I am reading the article “ENTROPY THEORY OF GEODESIC FLOWS”.
Now we focus on the upper semi-continuity of the metric entropy map. The object we investigate is $(X,T,\mu)$, where $\mu$ is a $T$-invariant measure.
The insight that makes us interested in this kind of problem is a part of a variational problem, something about the existence of a certain object that combines a certain moduli space to make some quantity attain a critical value (maximum or minimum). The simplest example may be the Isoperimetric inequality and the Dirichlet principle of Laplace. Anyway, to establish such an existing result, a classical approach is to prove the upper semi-continuity and boundedness for the associated energy of the problem. In our case, the semi-continuity will be something about the regularity of the entropy map:
$E:M(X,T) \to h_{\mu}.$
We define the entropy at infinity:
$\sup_{(\mu_n)}\limsup_{\mu_n \to 0}h_{\mu_n}(T)$
Where $(\mu_n){n=1}^{\infty}$ varies in all sequences of measures converging to $0$ in the sense that for all $A\subset M$, $A$ measurable, then $\lim{n \to \infty} \mu_{n}(A)=0$.
Compact case
We say something about the compact case. In this case, we have a finite partition with smaller and smaller cubes, which could be understood as a sequence of smaller and smaller scales. An example to explain the differences is $\mathbb{N}^{\mathbb{N}},\sigma$, the shift map on a countable alphabet.

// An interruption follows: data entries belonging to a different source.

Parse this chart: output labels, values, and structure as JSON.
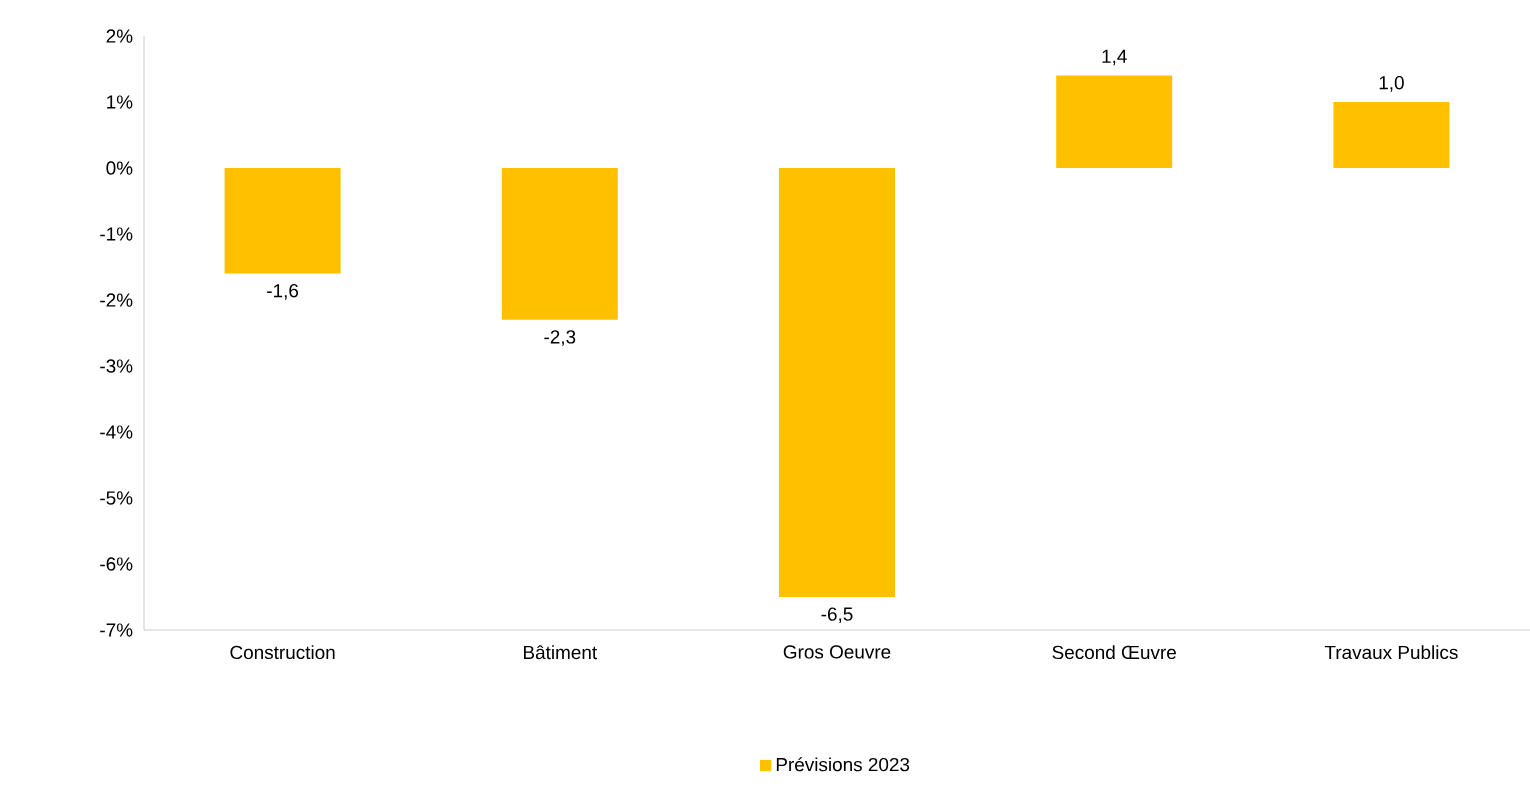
{
  "chart_data": {
    "type": "bar",
    "categories": [
      "Construction",
      "Bâtiment",
      "Gros Oeuvre",
      "Second Œuvre",
      "Travaux Publics"
    ],
    "series": [
      {
        "name": "Prévisions 2023",
        "color": "#ffc000",
        "values": [
          -1.6,
          -2.3,
          -6.5,
          1.4,
          1.0
        ],
        "value_labels": [
          "-1,6",
          "-2,3",
          "-6,5",
          "1,4",
          "1,0"
        ]
      }
    ],
    "ylim": [
      -7,
      2
    ],
    "yticks": [
      {
        "value": -7,
        "label": "-7%"
      },
      {
        "value": -6,
        "label": "-6%"
      },
      {
        "value": -5,
        "label": "-5%"
      },
      {
        "value": -4,
        "label": "-4%"
      },
      {
        "value": -3,
        "label": "-3%"
      },
      {
        "value": -2,
        "label": "-2%"
      },
      {
        "value": -1,
        "label": "-1%"
      },
      {
        "value": 0,
        "label": "0%"
      },
      {
        "value": 1,
        "label": "1%"
      },
      {
        "value": 2,
        "label": "2%"
      }
    ],
    "legend": "bottom"
  }
}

Because of this, there is a good asymptotic model, i.e. h-expansion, and its generalization, asymptotically h-expansion equipped on a compact metric space $X$, has been proved such that the corresponding entropy map is upper semi-continuous.
In particular, $C^{\infty}$ diffeomorphisms on a compact manifold are asymptotically h-expansive.
Natural problem but I do not understand very well:
Why is it natural to assume the measure to be a probability measure in the non-compact space?
Non-compact case
$(X,d)$ metric space
$T: X\longrightarrow X$ is a continuous map.
$d_n(x,y)=\sup_{0\leq k\leq n-1}d(T^kx,T^ky)$, then $d_{n}$ is still a metric.
It is easy to see that $\frac{1}{n}h_{\mu}(T^n)=h_{\mu}(T)$. This identity could be proved by the creation of entropy by $\delta$-separated sets and $\delta$-cover sets.
Kapok theorem:
Let $X$ be a compact space. For every ergodic measure $\mu$, the following formula holds:
$$h_{\mu}(T) = \lim_{\epsilon \to 0} \limsup_{n \to \infty} \frac{1}{n} \log N_{\mu}(n,\epsilon,\delta)$$
where $h_{\mu}(T)$ is the measure-theoretic entropy of $\mu$.
Riquelme proved that the same formula holds for Lipschitz maps on a topological manifold.
Let $M_{e}(X,T)$ be the moduli space of $T$-invariant portability measures.
Let $M(X,T)$ be the moduli space of ergodic $T$-invariant probability measures.
Simplified entropy formula:
A system $(X,d,T)$ satisfies the simplified entropy formula if for all $\epsilon > 0$ sufficiently small and for all $\delta \in (0,1)$, $\mu \in M_{e}(X,T)$, we have:
$$h_{\mu}(T) = \limsup_{n \to \infty} \frac{1}{n} \log(N_{\mu}(n,\epsilon,\delta))$$
Simplified entropy inequality:
If $\epsilon > 0$ is sufficiently small, $\mu \in M_{e}(X,T)$, and $\delta \in (0,1)$, then:
$$h_{\mu}(T) \leq \limsup_{n \to \infty} \frac{1}{n} \log(N_{\mu}(n,\epsilon,\delta))$$
Weak entropy dense:
$M_{e}(X,T)$ is weak entropy dense in $M(X,T)$. For all $\lambda > 0$ and for all $\mu \in M(X,T)$, there exists $\mu_{n} \in M_{e}(X,T)$ such that:
- $\mu_n\to \mu$ weakly.
- $h_{\mu_n}(T)>h_{\mu}(T)-\lambda$, $\forall \lambda>0$.